Si M. Marion ne nous apprend rien en nous disant que la zone euro est en péril et que l’économie américaine n’est pas sortie du bois, en revanche il illustre la situation de nombreux commentaires pertinents et de graphiques édifiants – dont celui associant la faillite probable de certains pays au nombre de jeunes hommes habitant encore chez leurs parents.

En Grèce, pour prendre l’exemple le plus extrême, ce pays dont la «probabilité implicite de défaut souverain» est de 100% (c’est-à-dire qu’on est certain que la Grèce ne pourra pas rembourser ses dettes) est aussi le pays où plus de 60% des hommes de 18 à 34 ans habitent encore chez leurs parents.

Publicité

On retrouve aussi un grand nombre de «Tanguy» au Portugal, en Italie, en Irlande et en Espagne: les quatre autres pays européens qui donnent le plus de sueurs froides à leurs créanciers.

Programmes sociaux

Ce pourcentage malsain de «Tanguy» est évidemment un symptôme des difficultés économiques que connaissent ces pays, caractérisés aussi par un chômage élevé chez les jeunes (plus de 40% chez les 15 à 24 ans en Espagne, autour de 30% en Grèce, en Irlande et en Italie).

Autre coïncidence qui n’en est pas une: ce sont souvent ces pays qui offrent les programmes sociaux les plus généreux, quoiqu’à respectivement 28% et 25%, la France et l’Allemagne consacrent un plus grand pourcentage de leur PIB aux programmes sociaux que l’Italie (24%), le Portugal (22%), l’Espagne (21%) et la Grèce (21%). L’exception ici est l’Irlande à 16%, comme le Canada.

La Grèce, l’Espagne, l’Italie, le Portugal et la France – dans cet ordre – offrent aussi les systèmes de retraite les plus généreux, garantissant plus de 50% (près de 100% dans le cas de la Grèce) de leur ancien salaire aux retraités… qui le deviennent parfois dès l’âge de 55 ans!

Le défi, ici, selon M. Marion, est «d’indexer les pensions au vieillissement de la population», c’est-à-dire de réduire les montants payés chaque année si on veut continuer de les payer aussi longtemps.

Publicité

Dettes souveraines

Signe des temps: dans la salle de l’hôtel Royal York adjacente à celle du Club canadien où s’exprimait Stéfane Marion mardi dernier, le premier ministre de l’Ontario, Dalton McGuinty, s’adressait au Canadian Club pour confirmer, justement, la volonté de son gouvernement de prendre des mesures pour ralentir le rythme de croissance de ses dépenses afin d’équilibrer le budget provincial, comme prévu, en 2018.

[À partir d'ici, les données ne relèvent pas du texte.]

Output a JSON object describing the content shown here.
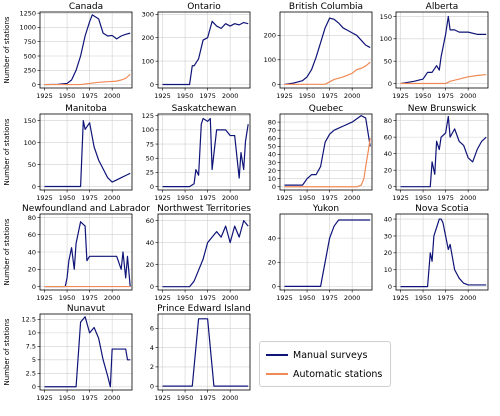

«Tous les pays dont la dette dépasse 80% du PIB sont surveillés de près par les marchés financiers», indique Stéfane Marion. Cela inclut la Grèce (165%), le Japon (131%), le Portugal (101%), l’Italie (100%) et la France (81%).

Dans ce tableau conservateur (car d’autres méthodes de calcul tiennent compte de futures obligations et donnent des dettes souveraines plus élevées), la dette canadienne, tous paliers de gouvernement confondus, ne représente que 35% de notre PIB.

M. Marion s’empresse de disculper les banques «too big to fail» de toute responsabilité dans cette sale affaire, insinuant qu’elles sont victimes de l’étourderie des gouvernements qui ont vécu trop longtemps au-dessus de leurs moyens.

Une grande partie des fameuses dettes souveraines est en effet détenue par les banques nationales ou celles des voisins.

Publicité

Les banques britanniques et italiennes, notamment, détiennent une forte proportion de dettes souveraines (elles ont surtout prêté à leur propre gouvernement), alors que les banques canadiennes et américaines sont les moins exposées aux défauts de paiement des États.

«On nous a assuré pendant des années que les dettes souveraines étaient garanties, et soudain ce n’est plus le cas», déplore-t-il.

Emploi et logement

En 2012, selon Stéfane Marion, la croissance économique mondiale pourrait s’établir à 3%. Malheureusement pour nous, cela sera surtout le fait des pays «émergents», principalement asiatiques, dont la production industrielle dépasse maintenant celles de l’Europe et des États-Unis combinées.

Un fort taux de chômage (autour de 9%) persiste aux États-Unis, où le pourcentage des gens qui sont sans emploi depuis 6 mois a beaucoup augmenté. Par contre, souligne M. Marion, les nouveaux emplois créés sont souvent meilleurs que ces dernières années.

Il note également avec satisfaction que le PIB américain a repassé son niveau antérieur à la récession de 2008, et que les ménages remboursent leurs dettes, contrairement aux Canadiens qui continuent de s’endetter.

Publicité

Depuis 2006, le prix des logements a baissé aux États-Unis mais il a continué d’augmenter au Canada.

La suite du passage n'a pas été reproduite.